Counsel for State Farm contends that the phrases `policy period' and `the term of the policy' are synonymous and refer to a specific period of time of either the period designated on the face of the policy or a six-month renewal period. The plaintiff and remaining defendants contend that only one policy on each automobile was issued and these policies are kept effective by the payment of the premium each 6 months following the initial policy period. These parties contend, by this interpretation, that the policy period is continuous and unbroken as long as premiums are paid and thus the `after-acquired' automobile was covered when notice of the acquisition was given on the day of the accident.
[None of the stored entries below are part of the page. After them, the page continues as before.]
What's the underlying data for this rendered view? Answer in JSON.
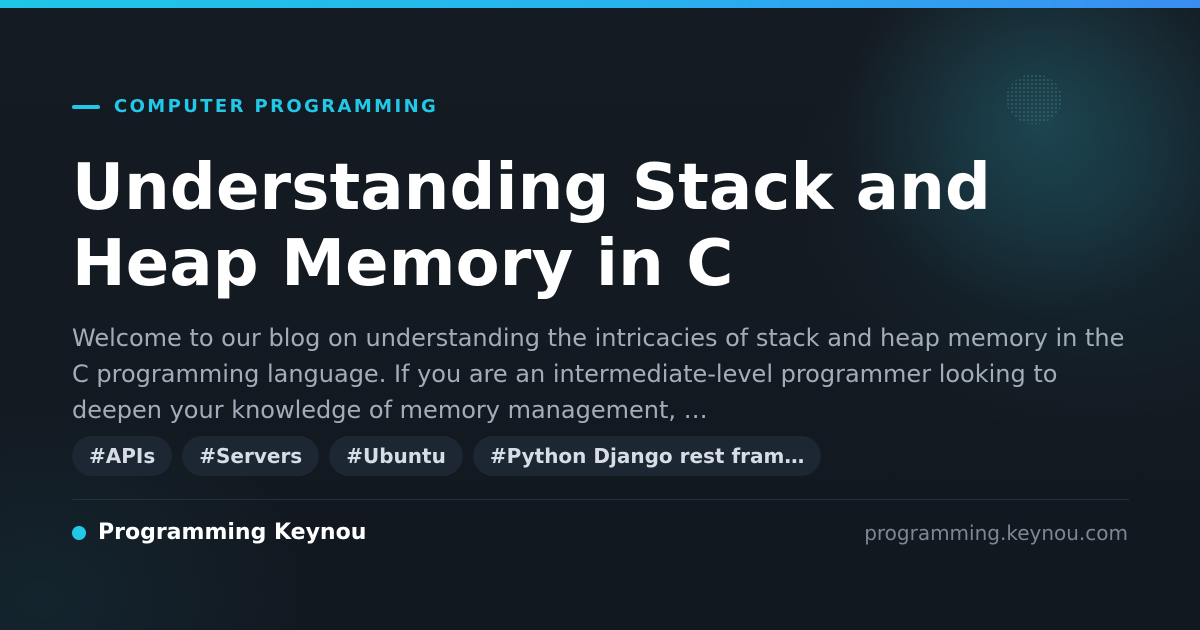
{
  "card": {
    "category": "COMPUTER PROGRAMMING",
    "title": "Understanding Stack and Heap Memory in C",
    "description": "Welcome to our blog on understanding the intricacies of stack and heap memory in the C programming language. If you are an intermediate-level programmer looking to deepen your knowledge of memory management, …",
    "tags": [
      "#APIs",
      "#Servers",
      "#Ubuntu",
      "#Python Django rest fram…"
    ],
    "brand_name": "Programming Keynou",
    "domain": "programming.keynou.com"
  },
  "colors": {
    "accent": "#22c8e8",
    "top_bar_gradient": [
      "#1fc6e6",
      "#3a8ef2"
    ],
    "background": "#141a22",
    "title_text": "#ffffff",
    "description_text": "#a3adba",
    "tag_background": "#1d2733",
    "tag_text": "#d6dde6",
    "domain_text": "#7d8793"
  },
  "icons": {
    "category_marker": "dash",
    "brand_marker": "dot"
  }
}
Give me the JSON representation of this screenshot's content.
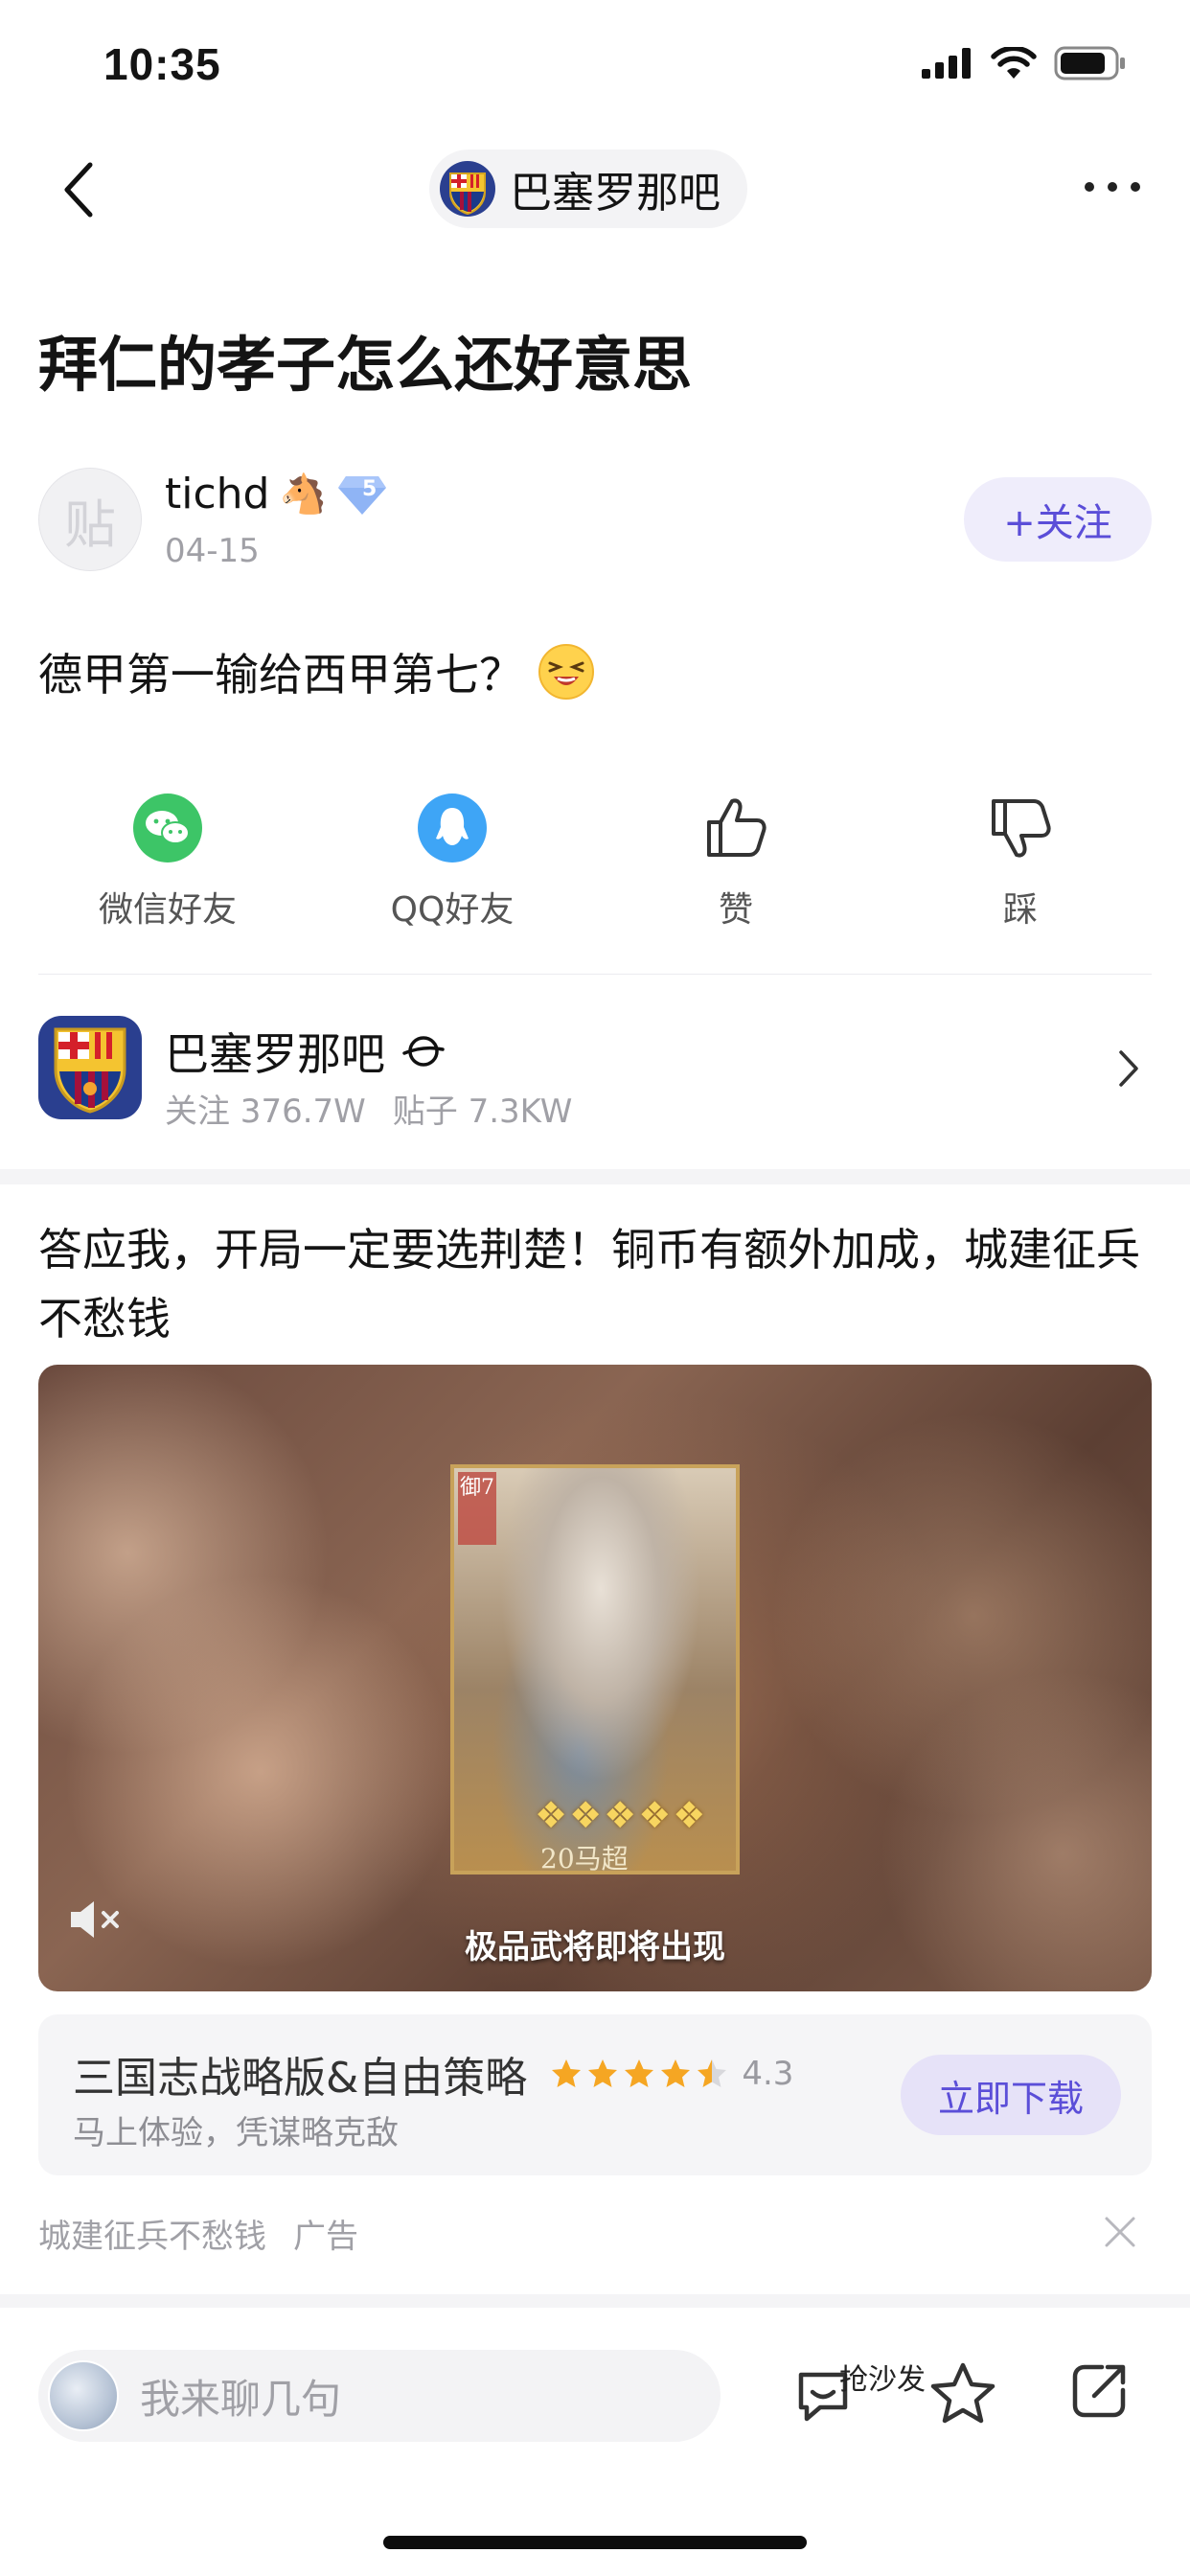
{
  "status_bar": {
    "time": "10:35"
  },
  "nav": {
    "forum_name": "巴塞罗那吧"
  },
  "post": {
    "title": "拜仁的孝子怎么还好意思",
    "author": {
      "name": "tichd",
      "level": "5",
      "date": "04-15",
      "avatar_char": "贴"
    },
    "follow_label": "+关注",
    "body": "德甲第一输给西甲第七？"
  },
  "share": {
    "items": [
      {
        "label": "微信好友",
        "icon": "wechat-icon"
      },
      {
        "label": "QQ好友",
        "icon": "qq-icon"
      },
      {
        "label": "赞",
        "icon": "thumbs-up-icon"
      },
      {
        "label": "踩",
        "icon": "thumbs-down-icon"
      }
    ]
  },
  "forum_card": {
    "name": "巴塞罗那吧",
    "followers": "关注 376.7W",
    "posts": "贴子 7.3KW"
  },
  "ad": {
    "text": "答应我，开局一定要选荆楚！铜币有额外加成，城建征兵不愁钱",
    "media_caption": "极品武将即将出现",
    "card_badge": "御7",
    "card_name": "20马超",
    "app_name": "三国志战略版&自由策略",
    "rating": "4.3",
    "app_subtitle": "马上体验，凭谋略克敌",
    "download_label": "立即下载",
    "footer_text": "城建征兵不愁钱",
    "ad_label": "广告"
  },
  "bottom_bar": {
    "input_placeholder": "我来聊几句",
    "sofa_label": "抢沙发"
  },
  "colors": {
    "accent": "#5b4ed8",
    "accent_bg": "#efedfb",
    "secondary_text": "#a0a0a6"
  }
}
A similar policy, with identical wording as those in question, was discussed in the case of Borne v. Dillon, La.App., 201 So. 2d 115, wherein the Court observed:

"The evidence reveals that State Farm Policy No. 112 086 C18 18, which is in evidence, was issued to Dillon on April 12, 1957 for a term from March 18, 1957 to September 18, 1957 "and for such terms of six calendar months each thereafter as the required renewal premium is paid by the insured on or before expiration of the current term." A policy condition permits cancellation by either the insured or the company on written notice.
*904 "The initial premium was paid in advance of March 18, 1957. Subsequent premium payments due every six months on September 18, 1957, March 18, 1958 and September 18, 1958 were made by Dillon, each three days late on the 21st of the month in which they became due, thus renewing the policy according to its terms to March 18, 1959. No other payment was made by Dillon until September, 1959. On September 21, 1959 Dillon's wife sent State Farm a check in the amount of the premium.'

It must be noted that the Court recognized that the payment of the premiums each six months acted as `renewing the policy according to its terms'. The Court further stated that such renewal was for a definite period.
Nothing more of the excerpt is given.